Mais c'est dans un autre rôle qu’elle est entrée dans la postérité, celle de compagne du peintre Gustav Klimt... Pourtant, dans la Vienne 1900, Flöge et nombre de ses congénères ont œuvré pour libérer les femmes de l’emprise de leur mari. Elles ont obtenu beaucoup et ont réussi à infléchir durablement le cours de l’émancipation féminine.

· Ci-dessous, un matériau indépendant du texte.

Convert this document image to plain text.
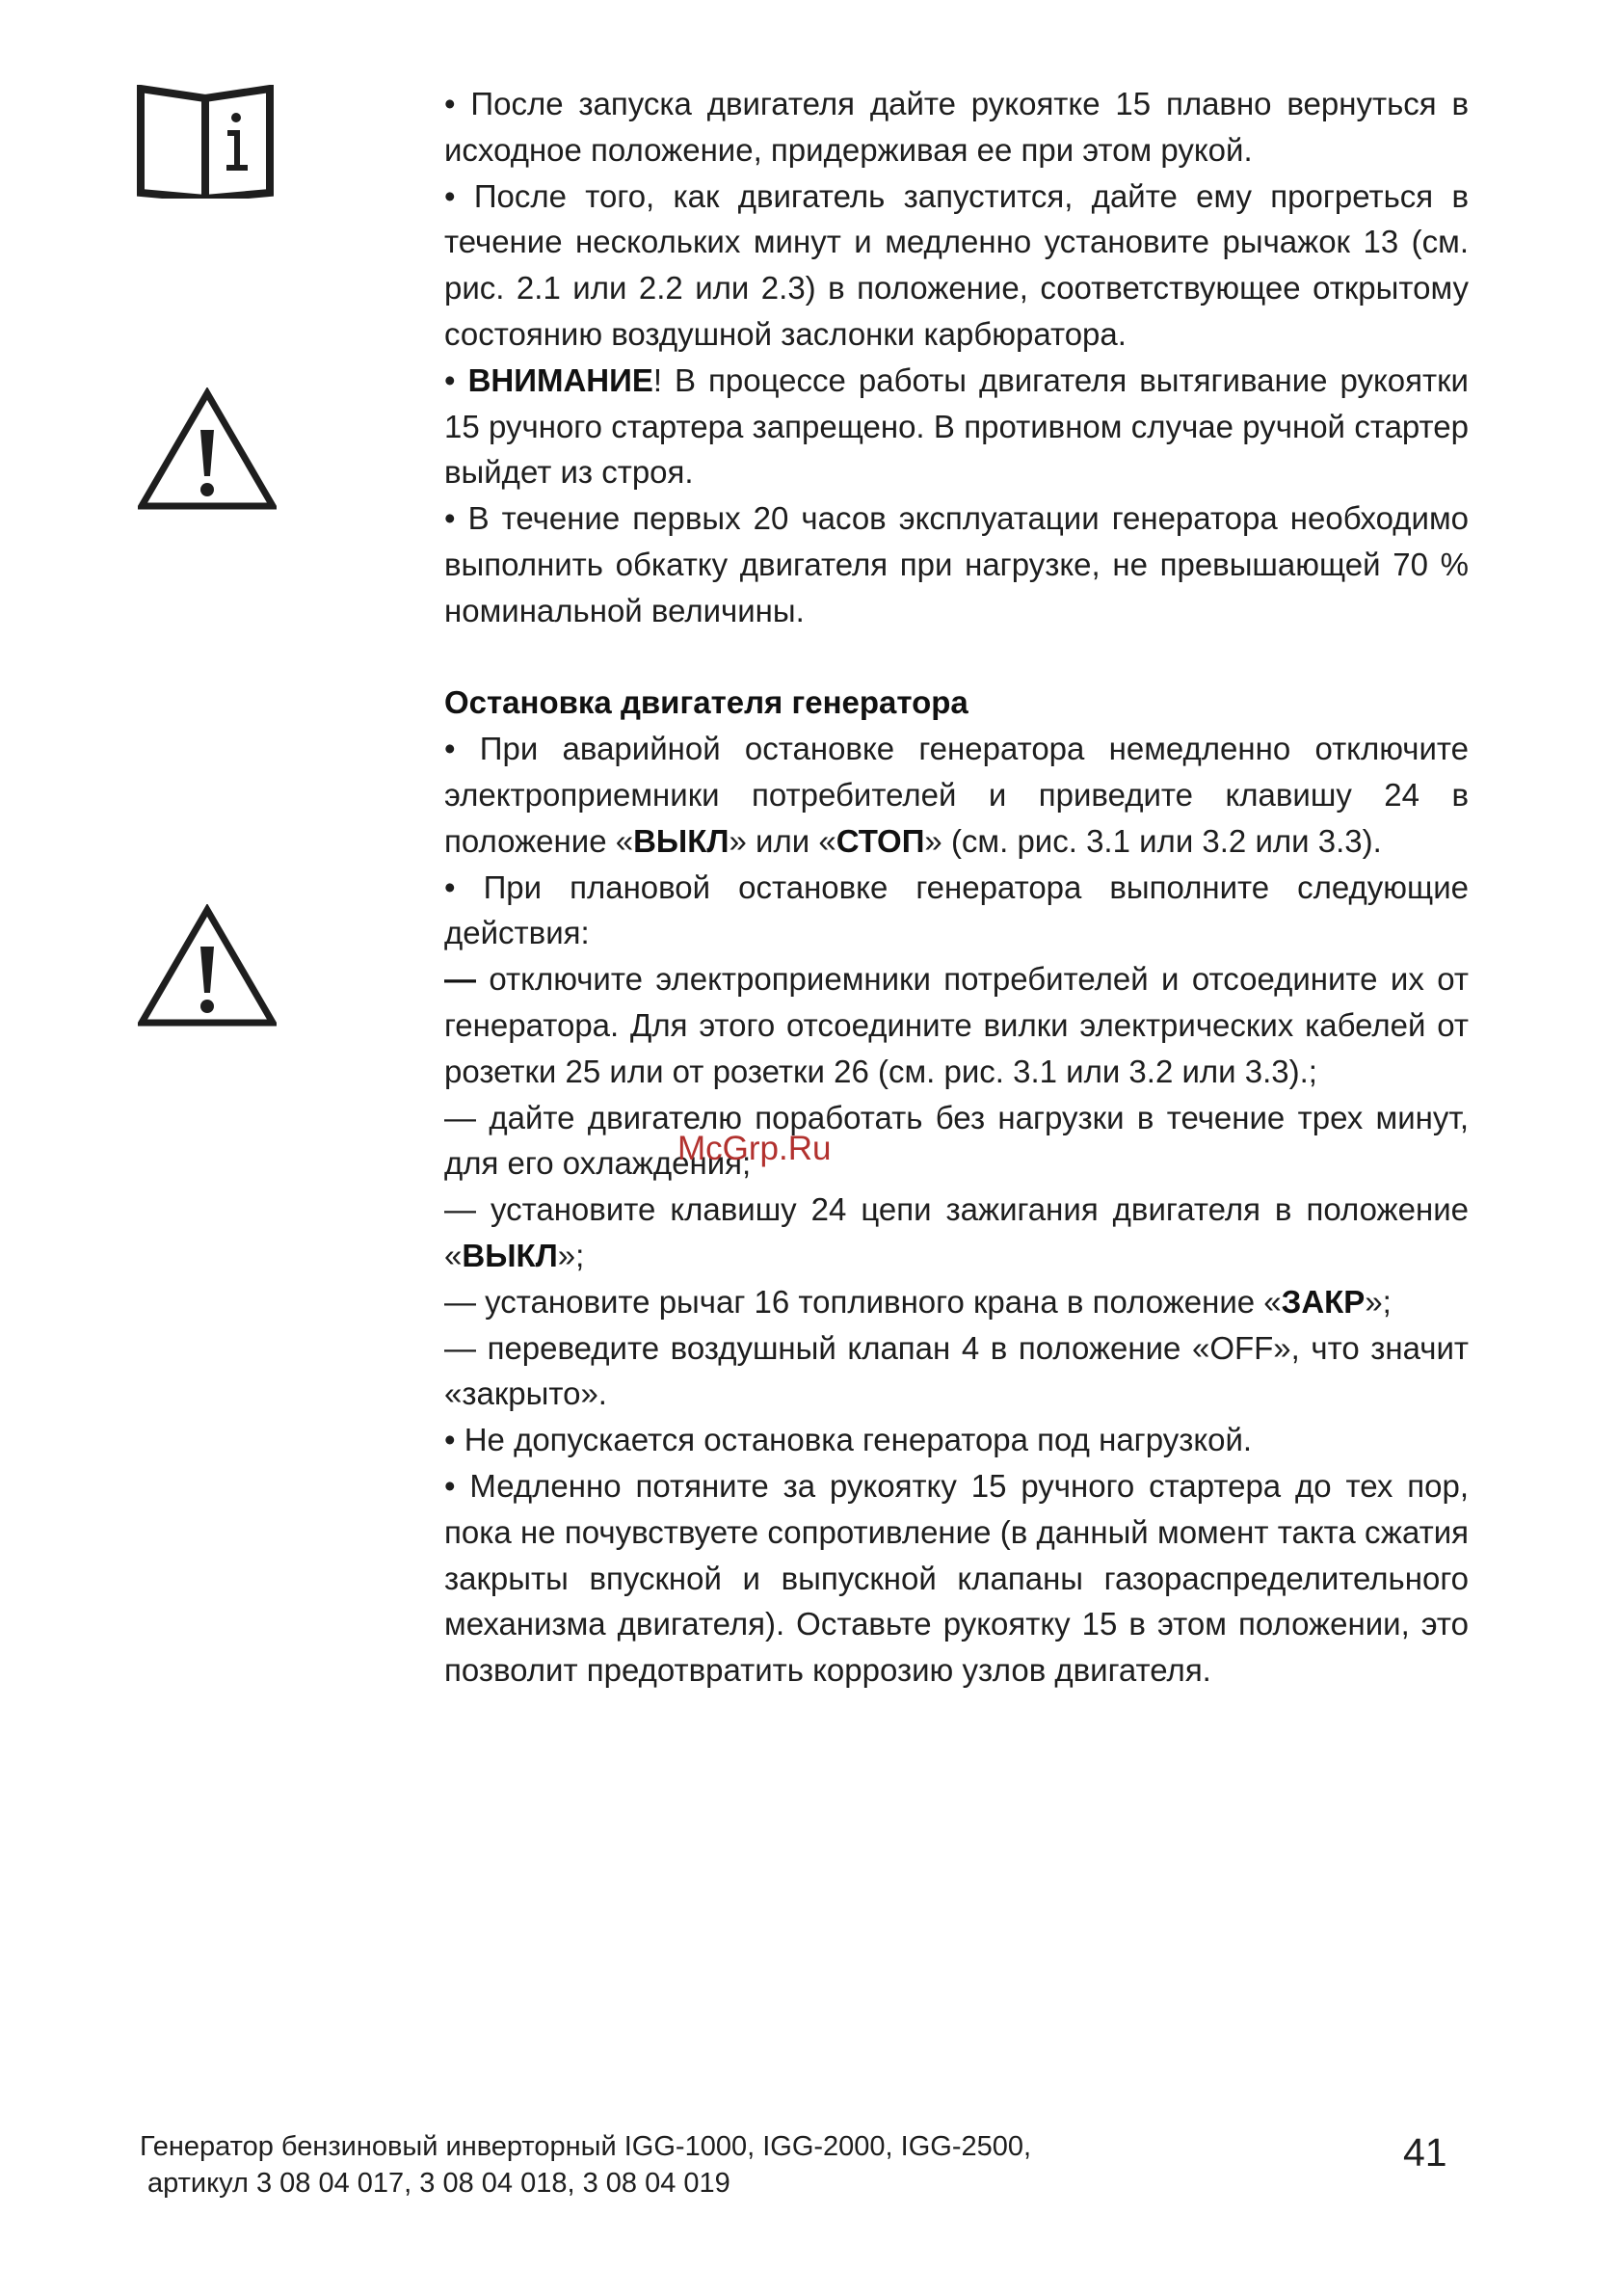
• После запуска двигателя дайте рукоятке 15 плавно вернуться в исходное положение, придерживая ее при этом рукой.

• После того, как двигатель запустится, дайте ему прогреться в течение нескольких минут и медленно установите рычажок 13 (см. рис. 2.1 или 2.2 или 2.3) в положение, соответствующее открытому состоянию воздушной заслонки карбюратора.

• ВНИМАНИЕ! В процессе работы двигателя вытягивание рукоятки 15 ручного стартера запрещено. В противном случае ручной стартер выйдет из строя.

• В течение первых 20 часов эксплуатации генератора необходимо выполнить обкатку двигателя при нагрузке, не превышающей 70 % номинальной величины.

Остановка двигателя генератора

• При аварийной остановке генератора немедленно отключите электроприемники потребителей и приведите клавишу 24 в положение «ВЫКЛ» или «СТОП» (см. рис. 3.1 или 3.2 или 3.3).

• При плановой остановке генератора выполните следующие действия:

— отключите электроприемники потребителей и отсоедините их от генератора. Для этого отсоедините вилки электрических кабелей от розетки 25 или от розетки 26 (см. рис. 3.1 или 3.2 или 3.3).;

— дайте двигателю поработать без нагрузки в течение трех минут, для его охлаждения;

— установите клавишу 24 цепи зажигания двигателя в положение «ВЫКЛ»;

— установите рычаг 16 топливного крана в положение «ЗАКР»;

— переведите воздушный клапан 4 в положение «OFF», что значит «закрыто».

• Не допускается остановка генератора под нагрузкой.

• Медленно потяните за рукоятку 15 ручного стартера до тех пор, пока не почувствуете сопротивление (в данный момент такта сжатия закрыты впускной и выпускной клапаны газораспределительного механизма двигателя). Оставьте рукоятку 15 в этом положении, это позволит предотвратить коррозию узлов двигателя.

McGrp.Ru
Генератор бензиновый инверторный IGG-1000, IGG-2000, IGG-2500,
артикул 3 08 04 017, 3 08 04 018, 3 08 04 019
41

Elle accepta que disparaisse son propre nom. Avant de l’épouser, le compositeur Gustav Mahler (1860-1911) établit dans une lettre de 20 pages que la jeune Alma Schindler (1879-1964), de 19 ans sa cadette, promettait désormais de vivre uniquement pour lui et d’abandonner intégralement ses propres aspirations artistiques. Or Alma composait et même plutôt bien, paraît-il. Mais son futur époux s’en désintéressait. Elle consentit à tout, jusqu’à... eh bien, jusqu’à ce qu’elle rencontre un nouveau génie. Était-elle amoureuse de l’art ou des artistes ? C’est une question qui occupe aujourd’hui encore ses biographes. Toujours est-il que la liste de ses amants et conjoints est aussi imposante qu’était incontestable le talent de ces messieurs. Stimulé par Alma, la muse, leur génie émergea au grand jour. Kokoschka le peintre, Gropius l’architecte, Franz Werfel le si jeune romancier... Tous, Alma leur survécut, et elle brossa leur portrait – pas toujours bienveillant – dans ses mémoires. C’est même avec une réelle cruauté qu’elle dresse l’inventaire de leurs défauts physiques et de leurs faiblesses humaines, se répandant même en inepties racistes. Sa sympathie grandissante pour le national-socialisme finit par révéler le visage qui était le sien : derrière la façade de la muse dévouée jusqu’à l’abnégation, on découvre une femme nymphomane, bornée et dévorée d’ambition. Alma Mahler, puisque c’est le nom qu’elle garda jusqu’à la fin, mourut le 11 décembre 1964 à New York et fut inhumée à Vienne au cimetière de Grinzing.